When I came into the house from my field work on the following Monday evening I learned that two visitors from that church had brought some report of Sunday's doings, and the lady of the house greeted me with the words:- "We have heard the great thing you were doing yesterday", while the farmer himself said:- "I suppose there is no greater work a man can engage in than to preach the gospel".
As I returned to school for my second season, at the middle of October, it was too early for any others of the young people, and I therefore had a class standing all to myself; that gave me advantage of going ahead as fast as I wished, or worked for. I have found through the years that a man usually gets what he works for; and moreover water finds its level. It was the third morning of the week. I had arrived early, and the schoolmistress was alone. "What are you going to be?" she asked somewhat abruptly -- "a teacher, or a preacher?"
"I think", I replied, "that I shall have to be a teacher first".
"That is what I have been thinking", she said; "and I want to help you as much as I can for the short time that I am to be here. I have only two more months -- my time expires at Christmas. And I have been mapping out a course for you -- I would advise you to aim higher than I did. I made a mistake by contenting myself with a Third Class Certificate. My advice to you is to attend the High School and gain at least a Second. Now, there is an examination on December fifteenth in the village High School building, and I want you to prepare for it. If you can pass, and I think you can, it will admit you to High School standing. I have the programme of studies required, and I shall be glad to give you all the help I can in preparing for the examination".
This was a surprise. It was in vain for me to protest my unattainments, and incompetency; my teacher was sure of the ground.
Thus it was that for two months, every spare minute of recess and the dinner hour, and sometimes for half an hour after school closing, Miss White listened to recitations in history, geography, literature, grammar, recitations of poetry, spellings and etymology of words, or suggested solutions of arithmetical problems, and on the afternoon preceding the day of examination she tested her pupil on an examination in the pages of chronology in Collier's History of England, and "That time he did not fail"; so I left the school house with her motherly blessing. There were but twenty candidates at the sittings. At least three weeks passed by before there was a reliable report of results. In the meantime there were rumours. Farmer H.J. one evening said he had seen the Secretary of the school board, and he had reported that only two had passed, and I was not in the list. I replied that if that was God's will it was alright.
One evening, some time later, I was reading the village newspaper when I came upon an innocent looking report of examinations for entrance to the High School -- a list of successful candidates. There were six names, and mine was number two. Without a word, I jumped from the floor towards the ceiling as high as my knees. "Why what's the matter?" exclaimed the farmer; "you act like a crazy man". "And why should I not? My name is there. I have passed the examination. I am number two". "Well, I thought you said you did not care". "Oh no. I said if it was God's will that I should not pass it was alright; but now it seems it is His will, and I am glad".

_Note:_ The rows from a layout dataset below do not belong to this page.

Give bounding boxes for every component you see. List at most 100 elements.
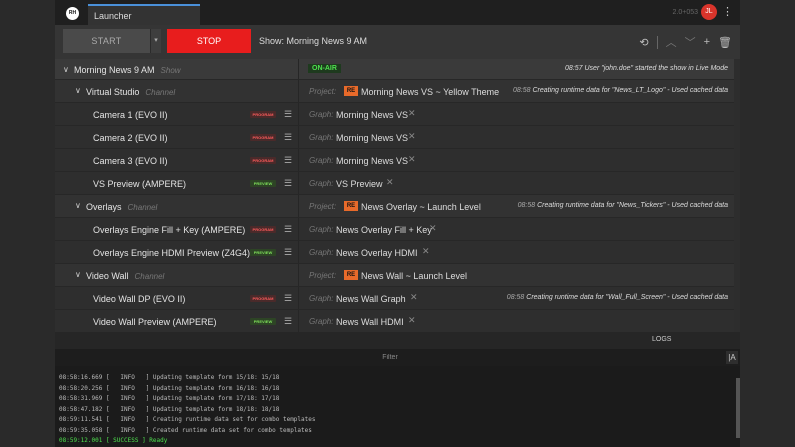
note-text: Creating runtime data for "Wall_Full_Scr… <box>526 294 728 301</box>
graph-row-right: Graph: News Wall HDMI ✕ <box>300 310 734 332</box>
graph-row[interactable]: VS Preview (AMPERE) PREVIEW ☰ Graph: VS … <box>55 172 734 195</box>
note-text: Creating runtime data for "News_LT_Logo"… <box>532 87 728 94</box>
show-row-right: ON-AIR 08:57 User "john.doe" started the… <box>300 59 734 79</box>
engine-name: Camera 1 (EVO II) <box>93 110 168 120</box>
graph-row[interactable]: Overlays Engine Fill + Key (AMPERE) PROG… <box>55 218 734 241</box>
project-name[interactable]: Morning News VS ~ Yellow Theme <box>361 87 499 97</box>
close-icon[interactable]: ✕ <box>408 108 416 119</box>
log-line: 08:58:47.182 [ INFO ] Updating template … <box>59 405 280 413</box>
log-line: 08:59:11.541 [ INFO ] Creating runtime d… <box>59 416 316 423</box>
chevron-down-icon[interactable]: ∨ <box>75 270 81 279</box>
close-icon[interactable]: ✕ <box>422 246 430 257</box>
program-badge: PROGRAM <box>250 157 276 164</box>
channel-row-right: Project: RE News Wall ~ Launch Level <box>300 264 734 286</box>
log-console[interactable]: 08:58:16.669 [ INFO ] Updating template … <box>55 366 740 447</box>
menu-icon[interactable]: ☰ <box>284 178 292 189</box>
add-icon[interactable]: + <box>704 36 710 48</box>
engine-name: Video Wall DP (EVO II) <box>93 294 186 304</box>
graph-row-left: Camera 2 (EVO II) PROGRAM ☰ <box>55 126 299 148</box>
show-row[interactable]: ∨ Morning News 9 AM Show ON-AIR 08:57 Use… <box>55 59 734 80</box>
menu-icon[interactable]: ☰ <box>284 224 292 235</box>
engine-name: VS Preview (AMPERE) <box>93 179 187 189</box>
project-name[interactable]: News Overlay ~ Launch Level <box>361 202 481 212</box>
menu-icon[interactable]: ☰ <box>284 247 292 258</box>
graph-row-left: Camera 1 (EVO II) PROGRAM ☰ <box>55 103 299 125</box>
delete-icon[interactable]: 🗑 <box>718 36 732 49</box>
channel-row[interactable]: ∨ Virtual Studio Channel Project: RE Morn… <box>55 80 734 103</box>
project-re-badge: RE <box>344 270 358 280</box>
menu-icon[interactable]: ☰ <box>284 109 292 120</box>
show-tree: ∨ Morning News 9 AM Show ON-AIR 08:57 Use… <box>55 59 734 333</box>
graph-name[interactable]: News Overlay Fill + Key <box>336 225 432 235</box>
tab-logs[interactable]: LOGS <box>652 336 671 343</box>
project-re-badge: RE <box>344 201 358 211</box>
graph-name[interactable]: VS Preview <box>336 179 383 189</box>
menu-icon[interactable]: ☰ <box>284 316 292 327</box>
autoscroll-toggle[interactable]: |A <box>726 351 738 364</box>
menu-icon[interactable]: ☰ <box>284 293 292 304</box>
graph-name[interactable]: Morning News VS <box>336 133 408 143</box>
move-down-icon[interactable]: ﹀ <box>685 34 696 50</box>
channel-name: Virtual Studio Channel <box>86 87 175 97</box>
channel-row[interactable]: ∨ Overlays Channel Project: RE News Overl… <box>55 195 734 218</box>
graph-row[interactable]: Video Wall DP (EVO II) PROGRAM ☰ Graph: … <box>55 287 734 310</box>
channel-note: 08:58 Creating runtime data for "News_Ti… <box>518 202 728 209</box>
project-label: Project: <box>309 271 337 280</box>
engine-name: Camera 2 (EVO II) <box>93 133 168 143</box>
show-name-text: Morning News 9 AM <box>74 65 155 75</box>
current-show-title: Show: Morning News 9 AM <box>259 36 368 46</box>
chevron-down-icon[interactable]: ∨ <box>75 86 81 95</box>
close-icon[interactable]: ✕ <box>429 223 437 234</box>
graph-name[interactable]: Morning News VS <box>336 110 408 120</box>
graph-name[interactable]: News Wall Graph <box>336 294 406 304</box>
graph-name[interactable]: Morning News VS <box>336 156 408 166</box>
move-up-icon[interactable]: ︿ <box>666 34 677 50</box>
launcher-app: RH Launcher 2.0+053 JL ⋮ START ▾ STOP Sh… <box>55 0 740 447</box>
more-options-icon[interactable]: ⋮ <box>722 5 733 18</box>
start-button[interactable]: START <box>63 29 150 53</box>
close-icon[interactable]: ✕ <box>408 154 416 165</box>
log-line: 08:58:16.669 [ INFO ] Updating template … <box>59 374 280 381</box>
stop-button[interactable]: STOP <box>167 29 251 53</box>
graph-row[interactable]: Camera 2 (EVO II) PROGRAM ☰ Graph: Morni… <box>55 126 734 149</box>
menu-icon[interactable]: ☰ <box>284 132 292 143</box>
graph-row-right: Graph: News Overlay Fill + Key ✕ <box>300 218 734 240</box>
graph-row-right: Graph: VS Preview ✕ <box>300 172 734 194</box>
history-icon[interactable]: ⟲ <box>639 36 648 49</box>
close-icon[interactable]: ✕ <box>386 177 394 188</box>
log-scrollbar[interactable] <box>736 378 740 438</box>
start-dropdown-button[interactable]: ▾ <box>150 29 161 53</box>
channel-row[interactable]: ∨ Video Wall Channel Project: RE News Wal… <box>55 264 734 287</box>
graph-row-left: Camera 3 (EVO II) PROGRAM ☰ <box>55 149 299 171</box>
tab-launcher[interactable]: Launcher <box>88 4 200 25</box>
chevron-down-icon[interactable]: ∨ <box>63 65 69 74</box>
graph-label: Graph: <box>309 294 334 303</box>
close-icon[interactable]: ✕ <box>408 131 416 142</box>
graph-row-left: Video Wall DP (EVO II) PROGRAM ☰ <box>55 287 299 309</box>
channel-name-text: Video Wall <box>86 271 129 281</box>
note-text: Creating runtime data for "News_Tickers"… <box>537 202 728 209</box>
graph-row-right: Graph: Morning News VS ✕ <box>300 149 734 171</box>
close-icon[interactable]: ✕ <box>410 292 418 303</box>
show-name: Morning News 9 AM Show <box>74 65 181 75</box>
graph-row[interactable]: Overlays Engine HDMI Preview (Z4G4) PREV… <box>55 241 734 264</box>
graph-name[interactable]: News Wall HDMI <box>336 317 404 327</box>
project-re-badge: RE <box>344 86 358 96</box>
graph-row[interactable]: Camera 1 (EVO II) PROGRAM ☰ Graph: Morni… <box>55 103 734 126</box>
close-icon[interactable]: ✕ <box>408 315 416 326</box>
graph-label: Graph: <box>309 133 334 142</box>
chevron-down-icon[interactable]: ∨ <box>75 201 81 210</box>
graph-row[interactable]: Camera 3 (EVO II) PROGRAM ☰ Graph: Morni… <box>55 149 734 172</box>
log-filter-input[interactable] <box>55 349 725 366</box>
graph-row[interactable]: Video Wall Preview (AMPERE) PREVIEW ☰ Gr… <box>55 310 734 333</box>
project-label: Project: <box>309 87 337 96</box>
toolbar-icons: ⟲ ︿ ﹀ + 🗑 <box>639 34 732 50</box>
project-name[interactable]: News Wall ~ Launch Level <box>361 271 467 281</box>
toolbar-divider <box>656 35 658 49</box>
graph-name[interactable]: News Overlay HDMI <box>336 248 418 258</box>
app-logo: RH <box>66 7 79 20</box>
program-badge: PROGRAM <box>250 226 276 233</box>
engine-name: Video Wall Preview (AMPERE) <box>93 317 217 327</box>
menu-icon[interactable]: ☰ <box>284 155 292 166</box>
user-avatar[interactable]: JL <box>701 4 717 20</box>
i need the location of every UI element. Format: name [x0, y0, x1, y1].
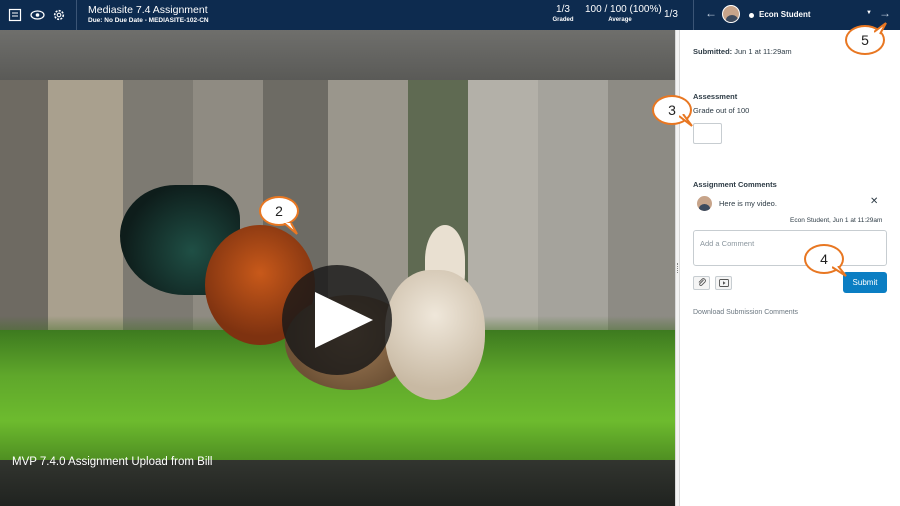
comment-meta: Econ Student, Jun 1 at 11:29am — [790, 217, 883, 224]
average-value: 100 / 100 (100%) — [585, 4, 662, 15]
comment-author-avatar — [697, 196, 712, 211]
graded-value: 1/3 — [556, 4, 570, 15]
graded-label: Graded — [552, 17, 574, 23]
next-student-arrow-icon[interactable]: → — [879, 6, 891, 20]
chevron-down-icon[interactable]: ▼ — [866, 10, 872, 16]
callout-5-tail — [874, 22, 887, 35]
fence-plank — [538, 80, 608, 340]
resize-grip-icon[interactable] — [677, 263, 678, 273]
comment-input[interactable]: Add a Comment — [693, 230, 887, 266]
eye-icon[interactable] — [29, 7, 45, 23]
header-divider — [693, 0, 694, 30]
grade-input[interactable] — [693, 123, 722, 144]
header-bar: Mediasite 7.4 Assignment Due: No Due Dat… — [0, 0, 900, 30]
paperclip-icon — [697, 274, 707, 292]
grade-label: Grade out of 100 — [693, 106, 750, 115]
comment-placeholder: Add a Comment — [700, 239, 755, 248]
callout-2-tail — [283, 223, 298, 235]
delete-comment-close-icon[interactable]: ✕ — [870, 196, 878, 207]
submitted-info: Submitted: Jun 1 at 11:29am — [693, 47, 792, 56]
student-status-dot — [749, 13, 754, 18]
grading-panel — [680, 30, 900, 506]
video-top-band — [0, 30, 675, 80]
speedgrader-window: Mediasite 7.4 Assignment Due: No Due Dat… — [0, 0, 900, 506]
fence-plank — [48, 80, 123, 340]
assignment-title: Mediasite 7.4 Assignment — [88, 4, 208, 16]
submit-comment-button[interactable]: Submit — [843, 272, 887, 293]
video-player[interactable] — [0, 30, 675, 506]
video-caption: MVP 7.4.0 Assignment Upload from Bill — [12, 456, 213, 468]
video-frame — [0, 80, 675, 460]
media-comment-button[interactable] — [715, 276, 732, 290]
assignment-subtitle: Due: No Due Date - MEDIASITE-102-CN — [88, 17, 209, 24]
attach-file-button[interactable] — [693, 276, 710, 290]
graded-stat: 1/3 Graded — [550, 4, 576, 23]
student-avatar — [722, 5, 740, 23]
average-stat: 100 / 100 (100%) Average — [585, 4, 662, 23]
submitted-label: Submitted: — [693, 47, 733, 56]
average-label: Average — [608, 17, 632, 23]
assessment-title: Assessment — [693, 92, 738, 101]
header-divider — [76, 0, 77, 30]
media-icon — [718, 274, 729, 292]
comment-text: Here is my video. — [719, 199, 777, 208]
white-hen — [385, 270, 485, 400]
play-icon[interactable] — [315, 292, 373, 348]
comments-title: Assignment Comments — [693, 180, 777, 189]
submitted-value: Jun 1 at 11:29am — [732, 47, 792, 56]
fence-plank — [0, 80, 48, 340]
student-selector[interactable]: Econ Student — [759, 10, 811, 19]
callout-4-tail — [832, 266, 847, 277]
grade-book-icon[interactable] — [7, 7, 23, 23]
callout-3-tail — [679, 114, 693, 127]
gear-icon[interactable] — [51, 7, 67, 23]
download-comments-link[interactable]: Download Submission Comments — [693, 309, 798, 316]
student-counter: 1/3 — [664, 9, 678, 20]
prev-student-arrow-icon[interactable]: ← — [705, 6, 717, 20]
callout-2: 2 — [259, 196, 299, 226]
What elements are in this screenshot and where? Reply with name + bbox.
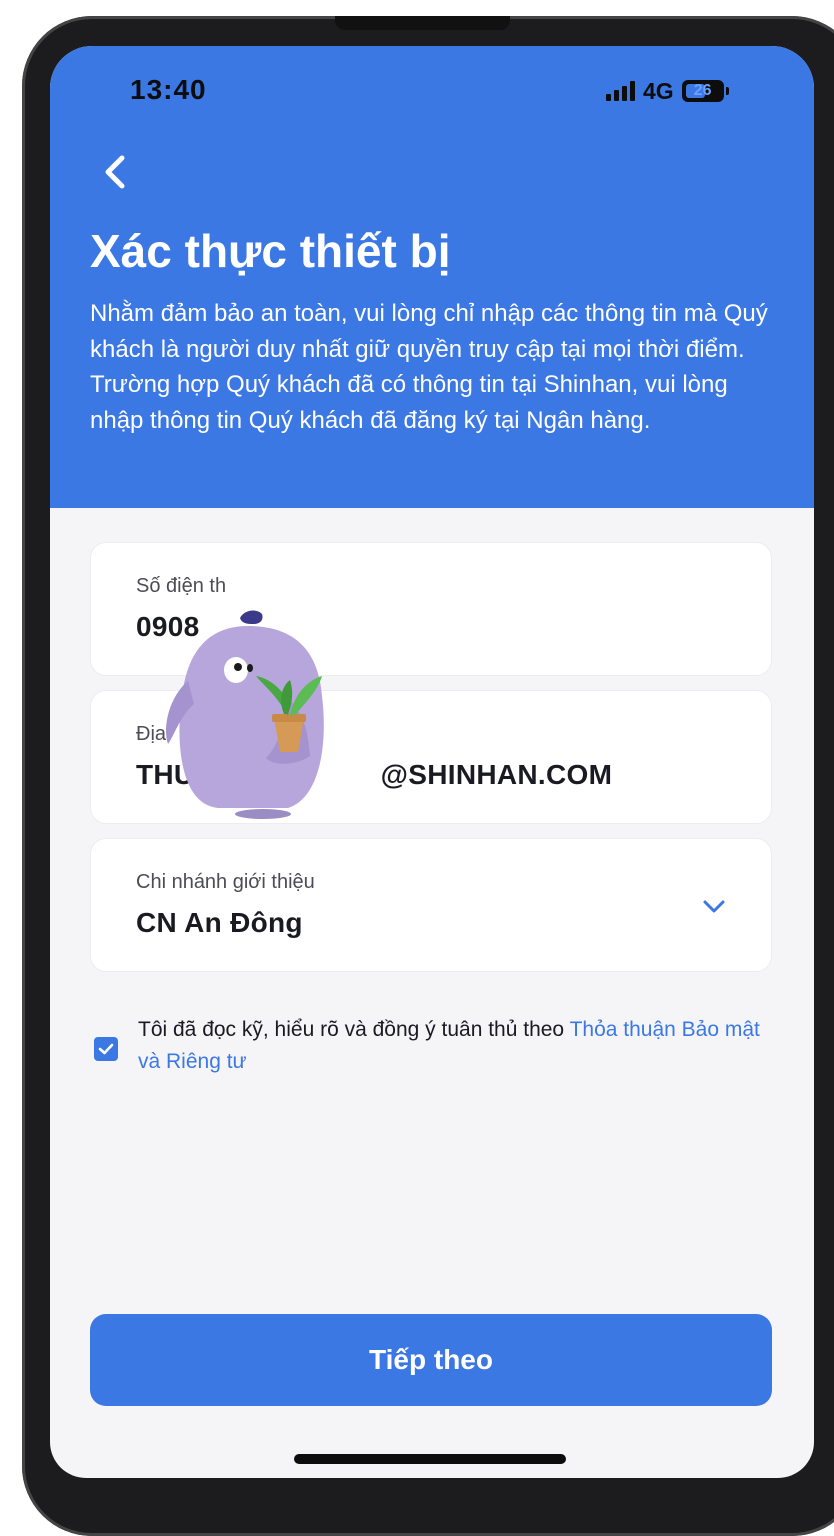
network-type: 4G [643, 77, 674, 104]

Teacher in the meantime was gone, and I am not sure that she ever heard of the result.
A new era had come to me. Here I was eligible for attendance at the village school; what should I do? How could I attend without a large sum of money? I was reminded at home that people in the village do not have "chores" to do. Quietly and calmly the good Spirit of my God wrought upon my mind and I was kept free from worry. Christmas came and passed, and I said nothing. Those around me looked on and wondered what might be passing in my brain. Gradually I came to a conclusion without human assistance -- I would continue at the country school where I could take up the same studies as in the village, and with the added advantage that I might be in a class by myself, and thus might forge ahead as fast as I pleased.
But a new difficulty arose. When the Christmas holidays ended and school should be opening, the announcement passed through the neighbourhood that the Board of Trustees, which had always engaged only Third Class teachers, had been unable to find a supply; it had become a case of room at the bottom. And yet I was maintained in peace feeling that the matter was in the hands of my Heavenly Father.
I could not forget the events of the week following upon my emergence from farm to school life. That first week -- more than a year before, had settled matters for me, and I was sure that God was faithful Who had said "I will never leave thee nor forsake thee". I remembered how the first thoughts of preaching had come into my mind during that first school week, as I walked alone down the last quarter of a mile on the sideline road; and how those thoughts had persisted day after day, until I saw an enormity in them -- an unholy ambition that I was sure was prompted by the devil; and how in desperation I had, on arriving home, hastened to my room, and had there cast myself upon my knees before God and had prayed that He would pardon my sin and cleanse me from this unholy thought which I was sure was begotten of the devil. "Thou dost know Lord" I pleaded "that I have no fitness for such a holy work. I have no education, and a minister of Thy gospel must needs have education. I should need to attend college and I am a long way from fitness to do that, and besides I have no money and no friends. Therefore Oh Lord save me from the torment of this vain ambition". As I ceased my petition, it seemed that I heard a voice distinctly ask:- "What if God has need of you?" So I followed with a surrender and I added:-- "Nevertheless Lord, if Thou hast need of me I am willing". Rising to my feet I said:- "I have laid the responsibility on God, but I must see to it that I do not neglect any opportunity".
At the time of waiting for the opening of school, I remembered all that past -- it was between God and myself. I had neglected no opportunity. The way to the village school was apparently closed. I had done my best; my Father had the matter in His hands, and like Israel at the Red Sea I must stand still and see.
One week of school time had been apparently lost, and on Sunday morning a sleigh-load of people under the guidance of one of the Trustees came up to our church; the word was quickly passed around -- "The new school teacher. School opens tomorrow". It was a teacher with a Second Class Certificate who had been secured -- a teacher direct from the Collegiate Institute, whose qualifications were such as to fit her for teaching all of the subjects which I would have taken in the High School -- and I was the only one in school who would have need of such teaching! Again I said:- "It is my Father's doings, and it is marvellous". And I was happy. I was humble also, for I was under a pledge not to hinder God's purposes.